Dive Brief:
- The growing number of consumers using digital alternatives like YouTube, Snapchat and Instagram to follow the Olympics is making it difficult for TV networks to recoup their spending on broadcast licensing fees, Fortune reports.
- While the International Olympic Committee estimates that the Rio 2016 Games' worldwide audience was about the same as London 2012, Comcast's NBC Universal said that its viewership was down 8.6%.
- “Instagram, Snapchat, YouTube, Facebook are all sucking the bejesus out of the market,” Steve Allen, a former advertising buyer for Japanese agency Dentsu, told Fortune. “They’re taking increasing shares (of the advertising revenue) and that share has to come from someone.”
Dive Insight:
While the linear TV Olympics audience for the Rio Games is expected to be similar to the 2012 London Games, those numbers are a drop from the 2008 Beijing Games. But just because overall viewership from this year is similar to four years ago doesn't mean that things haven't changed: Digital streaming and second screening activities have eaten into TV's Olympics dominance, with a growing number of consumers following the games on digital platforms.
While Comcast's NBCUniversal reports TV viewership of the games is significantly down, this year's Olympics boasted record numbers for digital live streaming. TV broadcasters in Europe were less concerned about the drop in viewership — at least partly because of the time zone difference between London and Rio.

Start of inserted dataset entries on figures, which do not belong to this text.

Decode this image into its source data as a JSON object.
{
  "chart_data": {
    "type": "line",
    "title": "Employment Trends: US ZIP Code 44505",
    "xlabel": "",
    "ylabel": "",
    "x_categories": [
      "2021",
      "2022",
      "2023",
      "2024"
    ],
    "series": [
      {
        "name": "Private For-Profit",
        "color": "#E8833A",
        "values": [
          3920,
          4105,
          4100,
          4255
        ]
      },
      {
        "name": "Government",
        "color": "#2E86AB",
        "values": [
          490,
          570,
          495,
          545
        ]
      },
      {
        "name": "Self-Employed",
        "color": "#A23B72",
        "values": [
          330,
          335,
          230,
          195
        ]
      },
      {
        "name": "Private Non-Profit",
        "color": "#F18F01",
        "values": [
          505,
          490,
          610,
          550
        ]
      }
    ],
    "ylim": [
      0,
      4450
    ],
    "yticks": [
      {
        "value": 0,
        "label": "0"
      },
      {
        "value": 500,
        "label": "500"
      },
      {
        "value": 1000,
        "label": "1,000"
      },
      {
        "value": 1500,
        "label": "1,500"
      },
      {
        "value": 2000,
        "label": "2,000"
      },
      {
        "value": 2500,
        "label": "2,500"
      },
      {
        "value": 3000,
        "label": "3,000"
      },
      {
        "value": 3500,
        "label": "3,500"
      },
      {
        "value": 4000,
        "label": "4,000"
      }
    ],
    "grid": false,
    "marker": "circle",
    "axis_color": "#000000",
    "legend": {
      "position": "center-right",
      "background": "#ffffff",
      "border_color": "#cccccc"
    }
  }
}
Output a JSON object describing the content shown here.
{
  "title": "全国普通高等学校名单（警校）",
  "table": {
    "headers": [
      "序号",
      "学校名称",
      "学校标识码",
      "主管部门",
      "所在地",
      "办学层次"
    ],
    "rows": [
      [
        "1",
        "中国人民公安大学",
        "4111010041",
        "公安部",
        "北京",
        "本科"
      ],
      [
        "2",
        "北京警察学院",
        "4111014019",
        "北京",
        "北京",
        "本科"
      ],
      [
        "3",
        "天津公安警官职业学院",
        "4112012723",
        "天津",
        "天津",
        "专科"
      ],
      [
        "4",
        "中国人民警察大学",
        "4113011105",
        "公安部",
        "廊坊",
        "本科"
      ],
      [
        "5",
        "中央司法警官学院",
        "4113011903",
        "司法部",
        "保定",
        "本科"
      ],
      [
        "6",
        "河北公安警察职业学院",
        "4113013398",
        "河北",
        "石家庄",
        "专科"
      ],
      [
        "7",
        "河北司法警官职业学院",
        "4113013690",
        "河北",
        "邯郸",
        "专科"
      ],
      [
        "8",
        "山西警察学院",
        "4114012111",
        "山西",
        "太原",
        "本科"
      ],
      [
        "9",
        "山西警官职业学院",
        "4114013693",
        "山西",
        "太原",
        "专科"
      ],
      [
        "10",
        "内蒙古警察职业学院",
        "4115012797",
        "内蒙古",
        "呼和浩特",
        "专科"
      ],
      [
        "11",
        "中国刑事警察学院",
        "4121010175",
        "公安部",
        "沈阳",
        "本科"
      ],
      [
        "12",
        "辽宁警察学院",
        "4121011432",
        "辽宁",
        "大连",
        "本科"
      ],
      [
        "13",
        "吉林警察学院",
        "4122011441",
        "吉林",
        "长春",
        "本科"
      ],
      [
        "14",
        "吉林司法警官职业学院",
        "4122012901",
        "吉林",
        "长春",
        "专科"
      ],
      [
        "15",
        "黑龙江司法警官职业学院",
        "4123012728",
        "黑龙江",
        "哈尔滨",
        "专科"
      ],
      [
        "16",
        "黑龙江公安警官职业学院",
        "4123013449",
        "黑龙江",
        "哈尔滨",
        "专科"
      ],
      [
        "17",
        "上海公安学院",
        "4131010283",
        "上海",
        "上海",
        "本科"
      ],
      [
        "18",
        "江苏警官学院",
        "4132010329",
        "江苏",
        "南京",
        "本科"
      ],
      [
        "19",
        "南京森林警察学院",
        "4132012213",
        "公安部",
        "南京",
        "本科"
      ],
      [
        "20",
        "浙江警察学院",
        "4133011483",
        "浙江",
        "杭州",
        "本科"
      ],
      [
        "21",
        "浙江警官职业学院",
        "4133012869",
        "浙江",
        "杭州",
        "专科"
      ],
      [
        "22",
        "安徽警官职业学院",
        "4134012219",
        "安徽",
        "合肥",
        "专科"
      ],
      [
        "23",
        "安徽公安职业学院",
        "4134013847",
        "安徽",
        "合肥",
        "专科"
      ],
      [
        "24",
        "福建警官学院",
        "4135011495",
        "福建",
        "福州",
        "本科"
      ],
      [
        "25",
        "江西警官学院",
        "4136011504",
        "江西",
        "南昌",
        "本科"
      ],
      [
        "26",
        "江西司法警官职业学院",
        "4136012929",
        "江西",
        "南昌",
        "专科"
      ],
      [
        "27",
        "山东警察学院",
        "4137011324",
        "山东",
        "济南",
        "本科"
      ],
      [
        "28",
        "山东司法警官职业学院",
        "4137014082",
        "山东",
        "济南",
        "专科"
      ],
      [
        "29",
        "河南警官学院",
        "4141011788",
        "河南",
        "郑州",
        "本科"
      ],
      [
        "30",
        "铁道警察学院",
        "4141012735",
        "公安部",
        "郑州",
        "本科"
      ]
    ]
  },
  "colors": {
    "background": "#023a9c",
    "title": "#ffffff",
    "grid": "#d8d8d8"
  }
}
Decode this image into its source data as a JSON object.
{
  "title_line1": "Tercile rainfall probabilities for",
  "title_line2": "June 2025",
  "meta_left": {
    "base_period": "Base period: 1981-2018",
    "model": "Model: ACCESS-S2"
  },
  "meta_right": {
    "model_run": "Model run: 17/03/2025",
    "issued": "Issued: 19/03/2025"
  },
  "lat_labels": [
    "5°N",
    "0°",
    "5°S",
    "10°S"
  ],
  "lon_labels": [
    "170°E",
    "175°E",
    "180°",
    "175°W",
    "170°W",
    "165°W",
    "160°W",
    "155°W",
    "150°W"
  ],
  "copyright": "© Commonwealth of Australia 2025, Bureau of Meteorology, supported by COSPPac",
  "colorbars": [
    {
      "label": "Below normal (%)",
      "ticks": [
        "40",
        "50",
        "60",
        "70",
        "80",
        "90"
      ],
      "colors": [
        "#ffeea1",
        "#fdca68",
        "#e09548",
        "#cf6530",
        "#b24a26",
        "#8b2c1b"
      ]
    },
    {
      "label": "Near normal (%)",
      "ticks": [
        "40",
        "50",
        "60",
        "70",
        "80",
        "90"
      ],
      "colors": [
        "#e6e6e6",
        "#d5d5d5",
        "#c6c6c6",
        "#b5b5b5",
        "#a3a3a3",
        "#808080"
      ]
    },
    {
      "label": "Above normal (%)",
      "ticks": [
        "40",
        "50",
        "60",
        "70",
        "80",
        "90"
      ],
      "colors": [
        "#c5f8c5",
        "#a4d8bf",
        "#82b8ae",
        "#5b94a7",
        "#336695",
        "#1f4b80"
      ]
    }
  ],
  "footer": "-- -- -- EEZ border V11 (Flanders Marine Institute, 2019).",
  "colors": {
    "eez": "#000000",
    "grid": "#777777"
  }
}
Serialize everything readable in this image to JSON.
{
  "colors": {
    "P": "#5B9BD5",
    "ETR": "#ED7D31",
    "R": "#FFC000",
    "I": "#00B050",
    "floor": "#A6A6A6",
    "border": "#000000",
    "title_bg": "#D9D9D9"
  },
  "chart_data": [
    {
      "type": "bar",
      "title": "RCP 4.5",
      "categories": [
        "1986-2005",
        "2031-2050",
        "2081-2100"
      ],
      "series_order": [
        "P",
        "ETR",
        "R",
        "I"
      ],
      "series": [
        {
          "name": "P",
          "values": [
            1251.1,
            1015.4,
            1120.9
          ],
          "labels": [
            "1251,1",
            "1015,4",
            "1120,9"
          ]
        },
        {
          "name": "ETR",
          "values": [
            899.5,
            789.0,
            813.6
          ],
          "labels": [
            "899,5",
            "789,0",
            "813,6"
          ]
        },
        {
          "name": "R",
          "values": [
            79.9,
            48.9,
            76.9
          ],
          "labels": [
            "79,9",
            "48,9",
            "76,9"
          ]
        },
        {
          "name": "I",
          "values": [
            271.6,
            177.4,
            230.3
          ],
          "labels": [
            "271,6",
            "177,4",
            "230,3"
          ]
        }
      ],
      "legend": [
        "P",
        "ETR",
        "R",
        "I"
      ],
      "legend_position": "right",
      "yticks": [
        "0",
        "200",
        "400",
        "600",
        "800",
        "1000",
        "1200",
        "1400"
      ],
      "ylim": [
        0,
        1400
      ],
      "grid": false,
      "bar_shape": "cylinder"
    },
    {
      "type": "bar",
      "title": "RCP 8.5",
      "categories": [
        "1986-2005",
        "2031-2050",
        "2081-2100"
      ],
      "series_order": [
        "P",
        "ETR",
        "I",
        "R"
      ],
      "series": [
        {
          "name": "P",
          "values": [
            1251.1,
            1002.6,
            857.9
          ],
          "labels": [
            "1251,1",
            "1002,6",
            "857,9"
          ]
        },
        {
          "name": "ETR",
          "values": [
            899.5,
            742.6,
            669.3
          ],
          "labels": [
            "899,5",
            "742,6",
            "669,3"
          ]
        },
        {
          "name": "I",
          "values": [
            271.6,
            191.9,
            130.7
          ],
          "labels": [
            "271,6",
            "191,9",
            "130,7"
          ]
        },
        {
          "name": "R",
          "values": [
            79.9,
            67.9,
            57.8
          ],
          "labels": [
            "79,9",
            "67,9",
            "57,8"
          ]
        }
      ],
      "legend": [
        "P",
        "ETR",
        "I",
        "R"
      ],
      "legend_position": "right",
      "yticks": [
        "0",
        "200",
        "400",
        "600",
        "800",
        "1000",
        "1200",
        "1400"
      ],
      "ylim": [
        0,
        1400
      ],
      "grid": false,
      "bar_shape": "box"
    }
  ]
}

Social media platforms across the board added features to help users find and enjoy Olympic content, such as special filters offered by Facebook and Snapchat and custom emojis from Twitter. But marketers not on the official sponsor list were prohibited from using social media to take directly advantage of the games through the IOC’s Rule 40. The rule caused confusion among marketers about what they are and aren't allowed to say on social media during the Olympics.